Several economists at the conference thought the policies simply stupid. It is not necessary to go that far. If the policies are, as John Weeks (SOAS) put it, "a conspiracy carried out stupidly" - shaped by class interests, but shaped blunderingly and short-sightedly, and with elements in the ruling classes half-aware of that - then that implies that strong workers' struggles, even initially without much coordination, even initially in only a few countries, could shift the options.

A dense and heavily-researched presentation by Daniela Gabor, in terms of theory the highpoint of the day, sought to show that even in their own terms, current European Central Bank (ECB) crisis policies, geared to lending banks cash on easy terms for defined periods, cannot stabilise financial markets. The banks still eventually need "marketable collateral" - financial assets which they can use as proof of creditworthiness in financial markets.

Traditionally they have used government ("sovereign") bonds as their "best", most trustworthy, financial assets, and they still do. Current ECB policies "cannot offer effective solutions for preserving sovereign bonds as marketable collateral". Even in its own frame of reference, the ECB should do what it has so far refused to do: act as a "lender of last resort", a financial backstop, for governments in the eurozone.

Trevor Evans argued that there is no "strategy to impose German domination on Europe". It is difficult to see how EU policies could be just a matter of such a striving for domination, since no policy can win a majority in EU bodies without many non-German votes. However, Evans said, the "extraordinary level of fiscal conservatism" in German ruling-class circles has been a major constraint on EU policy.

Evans attributes that conservatism not to the German ruling class being somehow more neo-liberal than others in the EU, but to the longstanding influence in German economic thinking of the "ordo-liberalism" of Walter Eucken, formulated after World War Two, inspired by Protestant Christianity, and advocating regulation of the institutions of a market economy but free play for the markets themselves.

A recent criticism by the German business magazine Handelsblatt (29/09/11) of the teaching of economics in German universities, however, paints a picture similar to English or American universities.

"The students swot up on macroeconomic models with no finance sector and analyse the behaviour of completely rational actors in perfectly functioning markets... In the course on monetary theory there is nothing on the actual monetary policy of the ECB..."

Some findings reported at the conference point to class interests behind the EU policy. An increase in German wage costs would hurt German exports. Germany sells a smaller proportion of its exports within the eurozone, and a much bigger proportion of exports to China, than other central eurozone states; and it is much more dependent on exports than other large eurozone states.
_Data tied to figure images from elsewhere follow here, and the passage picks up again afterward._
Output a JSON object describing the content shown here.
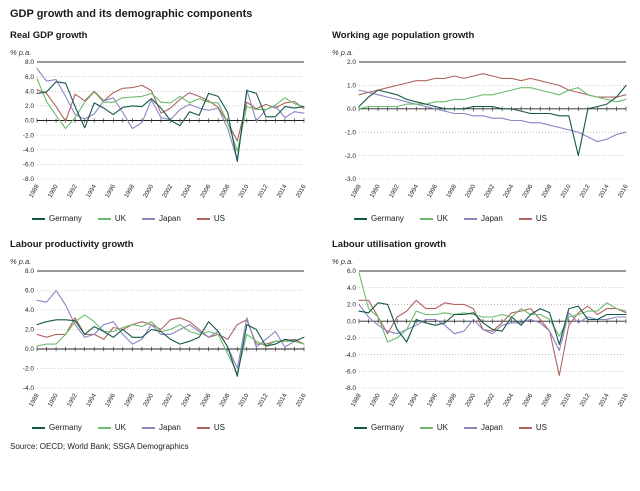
{
  "page_title": "GDP growth and its demographic components",
  "source_note": "Source: OECD; World Bank; SSGA Demographics",
  "colors": {
    "Germany": "#15564b",
    "UK": "#6cbb6c",
    "Japan": "#8a85c3",
    "US": "#b16360"
  },
  "x_years": [
    1988,
    1989,
    1990,
    1991,
    1992,
    1993,
    1994,
    1995,
    1996,
    1997,
    1998,
    1999,
    2000,
    2001,
    2002,
    2003,
    2004,
    2005,
    2006,
    2007,
    2008,
    2009,
    2010,
    2011,
    2012,
    2013,
    2014,
    2015,
    2016
  ],
  "x_tick_years": [
    1988,
    1990,
    1992,
    1994,
    1996,
    1998,
    2000,
    2002,
    2004,
    2006,
    2008,
    2010,
    2012,
    2014,
    2016
  ],
  "legend_labels": [
    "Germany",
    "UK",
    "Japan",
    "US"
  ],
  "chart_data": [
    {
      "type": "line",
      "title": "Real GDP growth",
      "ylabel": "% p.a.",
      "ylim": [
        -8,
        8
      ],
      "ytick_step": 2,
      "grid": "dotted",
      "legend_position": "bottom",
      "series": [
        {
          "name": "US",
          "values": [
            4.2,
            3.7,
            1.9,
            -0.1,
            3.6,
            2.7,
            4.0,
            2.7,
            3.8,
            4.4,
            4.5,
            4.8,
            4.1,
            1.0,
            1.7,
            2.9,
            3.8,
            3.3,
            2.7,
            1.8,
            -0.3,
            -2.8,
            2.5,
            1.6,
            2.2,
            1.7,
            2.4,
            2.6,
            1.6
          ]
        },
        {
          "name": "Japan",
          "values": [
            7.1,
            5.4,
            5.6,
            3.3,
            0.8,
            0.2,
            0.9,
            2.7,
            3.1,
            1.1,
            -1.1,
            -0.3,
            2.8,
            0.4,
            0.1,
            1.5,
            2.2,
            1.7,
            1.4,
            1.7,
            -1.1,
            -5.4,
            4.2,
            -0.1,
            1.5,
            2.0,
            0.4,
            1.2,
            1.0
          ]
        },
        {
          "name": "UK",
          "values": [
            5.7,
            2.6,
            0.7,
            -1.1,
            0.4,
            2.5,
            3.9,
            2.5,
            2.5,
            3.1,
            3.2,
            3.3,
            3.7,
            2.5,
            2.4,
            3.3,
            2.4,
            3.0,
            2.5,
            2.4,
            -0.3,
            -4.2,
            1.9,
            1.5,
            1.5,
            2.1,
            3.1,
            2.3,
            1.9
          ]
        },
        {
          "name": "Germany",
          "values": [
            3.7,
            3.9,
            5.3,
            5.1,
            1.9,
            -1.0,
            2.4,
            1.7,
            0.8,
            1.8,
            2.0,
            1.9,
            3.0,
            1.7,
            0.0,
            -0.7,
            1.2,
            0.7,
            3.7,
            3.3,
            1.1,
            -5.6,
            4.1,
            3.7,
            0.5,
            0.5,
            1.9,
            1.7,
            1.9
          ]
        }
      ]
    },
    {
      "type": "line",
      "title": "Working age population growth",
      "ylabel": "% p.a.",
      "ylim": [
        -3,
        2
      ],
      "ytick_step": 1,
      "grid": "dotted",
      "legend_position": "bottom",
      "series": [
        {
          "name": "US",
          "values": [
            0.6,
            0.7,
            0.8,
            0.9,
            1.0,
            1.1,
            1.2,
            1.2,
            1.3,
            1.3,
            1.4,
            1.3,
            1.4,
            1.5,
            1.4,
            1.3,
            1.3,
            1.2,
            1.3,
            1.2,
            1.1,
            1.0,
            0.8,
            0.7,
            0.6,
            0.5,
            0.5,
            0.5,
            0.6
          ]
        },
        {
          "name": "Japan",
          "values": [
            0.8,
            0.7,
            0.6,
            0.5,
            0.4,
            0.3,
            0.2,
            0.1,
            0.0,
            -0.1,
            -0.2,
            -0.2,
            -0.3,
            -0.3,
            -0.4,
            -0.4,
            -0.5,
            -0.5,
            -0.6,
            -0.6,
            -0.7,
            -0.8,
            -0.9,
            -1.0,
            -1.2,
            -1.4,
            -1.3,
            -1.1,
            -1.0
          ]
        },
        {
          "name": "UK",
          "values": [
            0.0,
            0.1,
            0.1,
            0.1,
            0.1,
            0.2,
            0.2,
            0.2,
            0.3,
            0.3,
            0.4,
            0.4,
            0.5,
            0.6,
            0.6,
            0.7,
            0.8,
            0.9,
            0.9,
            0.8,
            0.7,
            0.6,
            0.8,
            0.9,
            0.6,
            0.5,
            0.4,
            0.3,
            0.4
          ]
        },
        {
          "name": "Germany",
          "values": [
            0.1,
            0.5,
            0.8,
            0.7,
            0.6,
            0.4,
            0.3,
            0.2,
            0.1,
            0.0,
            0.0,
            0.0,
            0.1,
            0.1,
            0.1,
            0.0,
            0.0,
            -0.1,
            -0.2,
            -0.2,
            -0.2,
            -0.3,
            -0.3,
            -2.0,
            0.0,
            0.1,
            0.2,
            0.5,
            1.0
          ]
        }
      ]
    },
    {
      "type": "line",
      "title": "Labour productivity growth",
      "ylabel": "% p.a.",
      "ylim": [
        -4,
        8
      ],
      "ytick_step": 2,
      "grid": "dotted",
      "legend_position": "bottom",
      "series": [
        {
          "name": "US",
          "values": [
            1.5,
            1.2,
            1.5,
            1.5,
            3.2,
            1.5,
            1.5,
            1.0,
            2.2,
            2.0,
            2.5,
            2.8,
            2.5,
            2.0,
            3.0,
            3.2,
            2.8,
            2.0,
            1.2,
            1.5,
            1.0,
            2.5,
            3.0,
            0.5,
            0.5,
            0.8,
            0.8,
            1.0,
            0.5
          ]
        },
        {
          "name": "Japan",
          "values": [
            5.0,
            4.8,
            6.0,
            4.5,
            2.5,
            1.2,
            1.5,
            2.5,
            2.8,
            1.5,
            0.5,
            1.0,
            2.5,
            1.5,
            1.5,
            2.0,
            2.5,
            1.8,
            1.2,
            1.8,
            0.2,
            -2.0,
            3.2,
            0.2,
            1.0,
            1.8,
            0.2,
            0.8,
            0.5
          ]
        },
        {
          "name": "UK",
          "values": [
            0.3,
            0.5,
            0.5,
            1.5,
            2.8,
            3.5,
            2.8,
            1.8,
            1.8,
            2.2,
            2.5,
            2.3,
            2.8,
            1.8,
            2.0,
            2.5,
            1.8,
            1.5,
            1.8,
            1.5,
            -0.5,
            -2.5,
            1.5,
            0.8,
            0.3,
            0.8,
            0.8,
            0.8,
            0.5
          ]
        },
        {
          "name": "Germany",
          "values": [
            2.5,
            2.8,
            3.0,
            3.0,
            2.9,
            1.5,
            2.3,
            1.8,
            1.2,
            2.0,
            1.2,
            1.2,
            2.0,
            1.8,
            1.0,
            0.5,
            0.8,
            1.2,
            2.8,
            1.8,
            0.2,
            -2.8,
            2.5,
            2.0,
            0.3,
            0.5,
            1.0,
            0.8,
            1.2
          ]
        }
      ]
    },
    {
      "type": "line",
      "title": "Labour utilisation growth",
      "ylabel": "% p.a.",
      "ylim": [
        -8,
        6
      ],
      "ytick_step": 2,
      "grid": "dotted",
      "legend_position": "bottom",
      "series": [
        {
          "name": "US",
          "values": [
            2.5,
            2.5,
            0.5,
            -1.5,
            0.5,
            1.2,
            2.5,
            1.5,
            1.5,
            2.2,
            2.0,
            2.0,
            1.5,
            -1.0,
            -1.2,
            -0.2,
            1.0,
            1.2,
            1.5,
            0.2,
            -1.2,
            -6.5,
            -0.5,
            1.0,
            1.8,
            0.8,
            1.5,
            1.5,
            1.0
          ]
        },
        {
          "name": "Japan",
          "values": [
            2.0,
            0.5,
            -0.5,
            -1.2,
            -1.5,
            -1.0,
            -0.5,
            0.2,
            0.2,
            -0.5,
            -1.5,
            -1.2,
            0.2,
            -1.0,
            -1.5,
            -0.5,
            -0.2,
            -0.2,
            0.2,
            -0.2,
            -1.2,
            -3.5,
            1.0,
            -0.2,
            0.5,
            0.2,
            0.2,
            0.5,
            0.5
          ]
        },
        {
          "name": "UK",
          "values": [
            5.8,
            1.5,
            0.5,
            -2.5,
            -2.0,
            -1.0,
            1.2,
            0.8,
            0.8,
            1.0,
            0.8,
            1.0,
            0.8,
            0.5,
            0.5,
            0.8,
            0.5,
            1.5,
            0.8,
            0.8,
            0.2,
            -1.8,
            0.5,
            0.8,
            1.2,
            1.2,
            2.2,
            1.5,
            1.2
          ]
        },
        {
          "name": "Germany",
          "values": [
            1.2,
            1.0,
            2.2,
            2.0,
            -1.0,
            -2.5,
            0.2,
            -0.2,
            -0.5,
            -0.2,
            0.8,
            0.8,
            1.0,
            -0.2,
            -1.0,
            -1.2,
            0.5,
            -0.5,
            0.8,
            1.5,
            1.0,
            -2.8,
            1.5,
            1.8,
            0.2,
            0.2,
            0.8,
            0.8,
            0.8
          ]
        }
      ]
    }
  ]
}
That helps explain why Germany takes the lead on neo-liberal policies. The core interest, not specifically German, may be best explained by a comment in December 2011 by German chancellor Angela Merkel. The priority, she said, is "to show Europe is a safe place to invest", i.e. to attune public policy to the interests of footloose global capital.
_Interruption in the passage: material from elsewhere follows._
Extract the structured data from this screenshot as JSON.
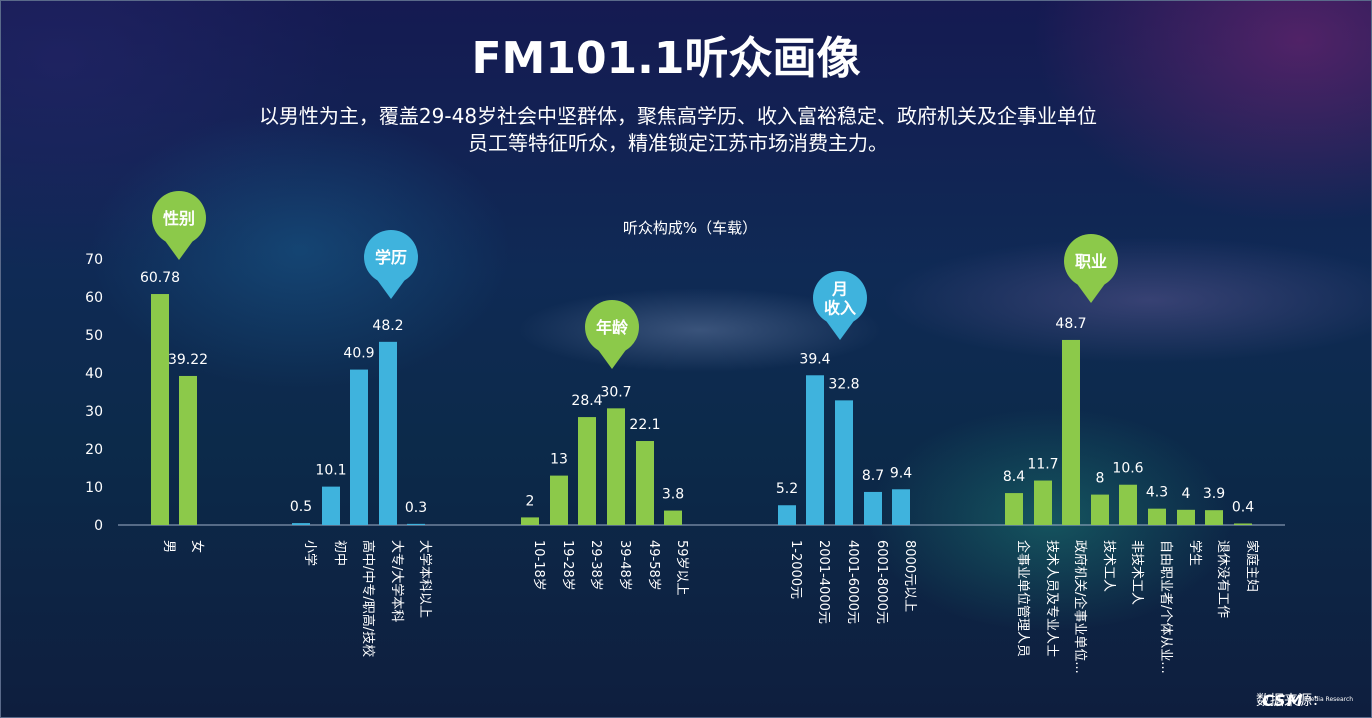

That means using the crisis to smash wage and social-overhead costs and to restructure labour markets; and keeping up the euro's exchange-rate.
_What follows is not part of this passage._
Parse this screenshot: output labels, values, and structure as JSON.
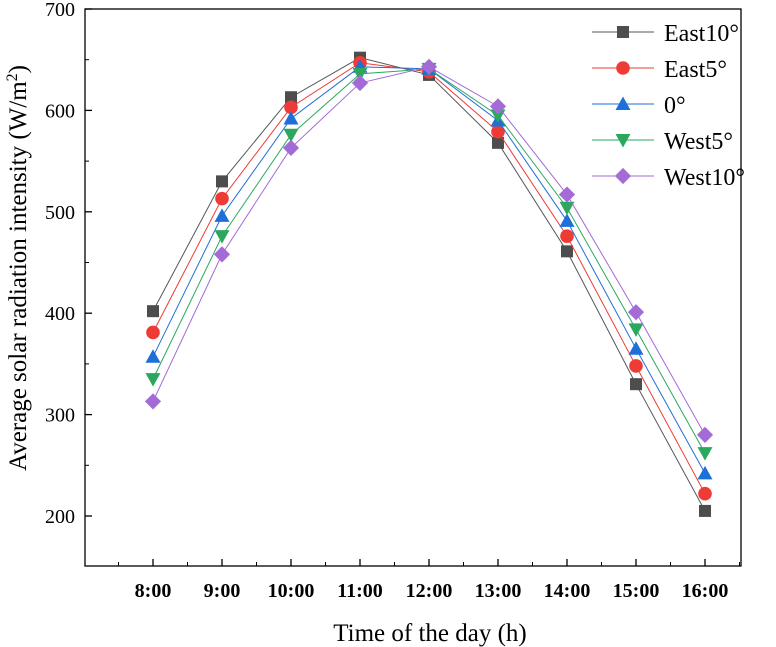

Yet the ruling classes want to keep the euro; and are not committed by iron law to any precise level of cost-cutting in the crisis.

The working classes of the worst-hit countries have more scope within the eurozone to begin to claw back ground, not less, and euro-exit should therefore not be a first-line policy.

Labour movements in the worst-hit countries cannot, of course, accept the conditions currently imposed by the EU. They must therefore defy the blackmail and stand firm if EU leaders force default and euro-exit rather than by conceding on demands for EU-wide change.

That is a different matter from setting euro-exit as the left's own first objective, and correspondingly posing immediate demands in terms primarily of national policy.

Both principle and realistic assessment indicate a focus on Europe-wide demands and Europe-wide working-class solidarity.